Siang itu, seperti biasa aku berada di kelas menunggu waktu istirahat. Saat bel berbunyi, aku dan temanku bergegas merapikan buku dan pulpen yang berserakan di atas meja dan bergegas pergi ke kantin.
Kelasku berada di bagian belakang sekolah. Karena letak kelas ku yang terpencil itu, bisa dibilang hanya anak kelasku saja yang lewat biasa lewat situ. Sebenarnya ada dua kelas lain yang berada satuderet dengan kelasku, tapi kelasku lah yang berada paling pokok dekat dengan ruangan kosong yang entah digunakan untuk apa.
Kelasku setengah lantai lebih tinggi dari lorong utama. Untuk sampai ke kantin, kami harus berjalan menuruni anak tangga yang terubuat dari batu yang di setiap sisinya sudah ditumbuhi oleh rumput dan lumut. Memang anak tangganya tidak terlalu banyak, tapi dengan kondisi yang seperti itu tentu saja kita harus berhati-hati karena bisa saja jatuh terpeleset.
Aku dan temanku berjalan menuruni anak tangga dengan perlahan. Setelah menuruni anak tangga, kami kemudian memasuki area lorong sebelah laboratorium sains.
Jendela kaca besar setinggi pinggang terpasang di sepanjang tembok ruang laboratorium yang memungkinkan kami dapat melihat ruangan tersebut dengan jelas.
Aku berjalan seperti biasa. Tidak ada rasa takut sama sekali karena aku selalu melewati jalan yang sama setiap hari. Namun, hari itu sesuatu yang aneh terjadi. Saat sedang berjalan menyusuri lorong itu, aku tidak sengaja melihat ke arah jendela ruang laboratorium yang ada di sebelah kiri ku.
Ruangan itu gelap. Hanya ada sedikit cahaya matahari yang masuk melalui jendela. Tidak ada yang aneh dengan ruangan itu. Hanya ruang kosong dengan beberapa meja panjang dan pajangan pajangan aneh khas laboratorium sains.
Dengan pandangan yang terus menatap ke dalam ruangan. Pandanganku terhenti pada salah satu jendela di hadapanku. Saat itu pula aku menyadari ada satu sosok perempuan, bermata sipit dan telinga runcing sedang tersenyum lebar sambil memangku wajahnya menggunakan tangan tepat di depan wajahku.
Matanya sangat tipis nyaris segaris. Hidungnya rata bahkan hanya ada dua lubang hidung. Aku tidak bisa melihat rambutnya.
Telinga dengan ujung lancip seperti peri dalam cerita dongeng.
Senyumnya sangat lebar hingga ujung bibirnya hampir menyentuh telinga dan lewat senyum lebar itu, aku dapat melihat deretan gigi-gigi runcing yang sangat tajam.
Hanya sepersekian detik setelah melihat sosoknya, aku memalingkan wajahku ke arah temanku disisi lain lorong karena temanku memanggilku. Sadar tentang apa yang baru saja aku lihat di dalam labolatorium, aku pun kembali menghadapkan wajahku ke arah laboratorium. Anehnya, aku tidak melihat apapun. Laboratorium itu kosong seperti biasa.

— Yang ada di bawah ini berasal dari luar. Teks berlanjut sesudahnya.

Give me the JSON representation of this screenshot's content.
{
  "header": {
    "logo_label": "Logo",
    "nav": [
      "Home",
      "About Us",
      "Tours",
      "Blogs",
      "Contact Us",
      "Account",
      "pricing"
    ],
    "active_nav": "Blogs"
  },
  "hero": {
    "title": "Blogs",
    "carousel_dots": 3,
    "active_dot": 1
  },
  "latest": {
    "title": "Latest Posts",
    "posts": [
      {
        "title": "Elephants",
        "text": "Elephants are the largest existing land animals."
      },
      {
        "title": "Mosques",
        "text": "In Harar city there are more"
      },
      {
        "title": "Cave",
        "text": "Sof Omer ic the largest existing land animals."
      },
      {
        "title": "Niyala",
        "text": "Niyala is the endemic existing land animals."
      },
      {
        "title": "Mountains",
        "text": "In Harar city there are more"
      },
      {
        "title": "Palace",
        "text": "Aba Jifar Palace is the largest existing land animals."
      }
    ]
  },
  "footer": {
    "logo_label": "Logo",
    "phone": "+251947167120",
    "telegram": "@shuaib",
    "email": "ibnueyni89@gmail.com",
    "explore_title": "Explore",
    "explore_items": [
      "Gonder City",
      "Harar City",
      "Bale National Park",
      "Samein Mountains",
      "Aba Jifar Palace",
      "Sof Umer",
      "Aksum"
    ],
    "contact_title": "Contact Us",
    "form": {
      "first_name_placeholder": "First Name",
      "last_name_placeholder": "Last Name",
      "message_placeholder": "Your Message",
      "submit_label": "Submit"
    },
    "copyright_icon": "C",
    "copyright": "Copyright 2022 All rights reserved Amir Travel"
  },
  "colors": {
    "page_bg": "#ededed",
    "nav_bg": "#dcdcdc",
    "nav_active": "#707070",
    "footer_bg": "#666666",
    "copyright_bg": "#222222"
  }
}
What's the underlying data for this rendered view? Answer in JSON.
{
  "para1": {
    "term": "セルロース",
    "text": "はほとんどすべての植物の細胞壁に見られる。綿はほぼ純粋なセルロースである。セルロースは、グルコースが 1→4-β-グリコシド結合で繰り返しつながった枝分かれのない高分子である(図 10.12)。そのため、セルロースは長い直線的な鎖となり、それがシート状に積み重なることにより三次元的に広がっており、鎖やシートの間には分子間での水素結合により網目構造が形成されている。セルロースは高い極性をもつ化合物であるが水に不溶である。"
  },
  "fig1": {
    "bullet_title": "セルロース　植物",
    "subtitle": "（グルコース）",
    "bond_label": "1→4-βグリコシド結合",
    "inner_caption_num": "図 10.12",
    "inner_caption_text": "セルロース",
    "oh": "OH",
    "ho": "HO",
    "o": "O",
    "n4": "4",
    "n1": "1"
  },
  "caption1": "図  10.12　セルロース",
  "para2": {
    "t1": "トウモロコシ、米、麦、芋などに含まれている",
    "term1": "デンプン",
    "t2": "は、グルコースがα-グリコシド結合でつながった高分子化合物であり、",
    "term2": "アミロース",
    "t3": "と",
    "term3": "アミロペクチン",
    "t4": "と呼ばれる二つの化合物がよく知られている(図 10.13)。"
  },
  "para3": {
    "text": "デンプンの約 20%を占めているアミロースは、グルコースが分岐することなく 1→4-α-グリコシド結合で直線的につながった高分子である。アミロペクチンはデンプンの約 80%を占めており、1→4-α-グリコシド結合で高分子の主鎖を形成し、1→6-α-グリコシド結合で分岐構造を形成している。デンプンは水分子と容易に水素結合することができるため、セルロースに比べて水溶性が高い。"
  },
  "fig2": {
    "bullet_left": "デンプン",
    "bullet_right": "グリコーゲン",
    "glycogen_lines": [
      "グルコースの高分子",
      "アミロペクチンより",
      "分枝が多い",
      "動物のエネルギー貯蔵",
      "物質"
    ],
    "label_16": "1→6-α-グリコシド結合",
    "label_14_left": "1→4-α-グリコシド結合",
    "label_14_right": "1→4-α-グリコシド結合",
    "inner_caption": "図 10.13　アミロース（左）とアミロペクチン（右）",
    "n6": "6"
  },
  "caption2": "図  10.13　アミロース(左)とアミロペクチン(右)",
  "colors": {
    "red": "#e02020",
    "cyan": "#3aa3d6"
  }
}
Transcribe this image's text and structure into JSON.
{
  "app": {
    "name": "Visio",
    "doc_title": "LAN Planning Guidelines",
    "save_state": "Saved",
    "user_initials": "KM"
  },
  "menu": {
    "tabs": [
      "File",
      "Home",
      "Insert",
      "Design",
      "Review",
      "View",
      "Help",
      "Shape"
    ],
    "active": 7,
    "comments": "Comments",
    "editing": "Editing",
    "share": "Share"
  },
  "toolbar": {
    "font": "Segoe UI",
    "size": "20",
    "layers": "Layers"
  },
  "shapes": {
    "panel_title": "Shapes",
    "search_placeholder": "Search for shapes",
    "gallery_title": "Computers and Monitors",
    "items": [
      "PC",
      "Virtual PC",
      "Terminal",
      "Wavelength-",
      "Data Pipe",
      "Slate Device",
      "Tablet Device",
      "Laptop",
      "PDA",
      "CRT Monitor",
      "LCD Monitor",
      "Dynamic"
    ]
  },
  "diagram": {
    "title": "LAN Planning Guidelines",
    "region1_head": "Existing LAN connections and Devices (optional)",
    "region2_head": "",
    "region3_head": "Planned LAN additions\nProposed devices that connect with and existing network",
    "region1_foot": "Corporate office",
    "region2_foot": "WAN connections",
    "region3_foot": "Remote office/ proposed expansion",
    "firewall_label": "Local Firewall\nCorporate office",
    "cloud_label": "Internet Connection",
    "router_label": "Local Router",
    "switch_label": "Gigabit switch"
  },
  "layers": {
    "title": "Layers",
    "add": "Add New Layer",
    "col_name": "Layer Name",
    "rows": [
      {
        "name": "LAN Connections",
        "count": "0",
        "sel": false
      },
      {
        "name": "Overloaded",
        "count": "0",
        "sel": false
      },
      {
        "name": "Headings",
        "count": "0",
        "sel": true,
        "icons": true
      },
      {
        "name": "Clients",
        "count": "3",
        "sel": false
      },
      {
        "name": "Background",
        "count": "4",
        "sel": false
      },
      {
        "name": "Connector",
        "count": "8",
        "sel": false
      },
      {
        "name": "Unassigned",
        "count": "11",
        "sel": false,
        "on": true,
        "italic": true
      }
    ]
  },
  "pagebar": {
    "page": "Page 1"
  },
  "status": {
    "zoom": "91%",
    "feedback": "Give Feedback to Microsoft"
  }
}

Aku lantas berpikir itu hanya halusinasi. Aku pasti sangat lelah sampai behalusinasi seperti itu. Pikirku dalam hati. Aku pun berlalu begitu saja dan melanjutkan perjalanan ku ke kantin.
Beberapa hari berlalu. Aku mulai melupakan kejadian itu. Sama sekali tidak ada rasa takut.
Aku pergi ke sekolah seperti biasa.
Sampai, suatu hari saat jam pelajaran biologi. Guru biologi yang saat itu sedang mengajar, tiba-tiba mulai bercerita mengenai pengalaman horornya.
"Bukannya belajar, kok malah cerita." Ucapku. Tapi, sejujurnya aku lebih senang mendengar cerita dari pada harus belajar.
Awalnya aku biasa saja mendengar cerita guru itu. Hingga guru itu mulai menceritakan tentang sosok wanita dengan mata sipit, bertelinga runcing yang sering dilihatnya di laboratorium sains.
Ciri-ciri sosok yang dijelaskannya sangat identik dengan sosok yang juga aku lihat tersenyum di laboratorium saat itu. Mendengar itu aku pun mulai berpikir...
Jadi, apakah yang aku lihat waktu itu bukan halusinasi?
Tapi, kenapa dia menunjukkan wajahnya padaku?
Apa dia mencoba untuk mengingatkan kalau dia ada di sana mengawasi?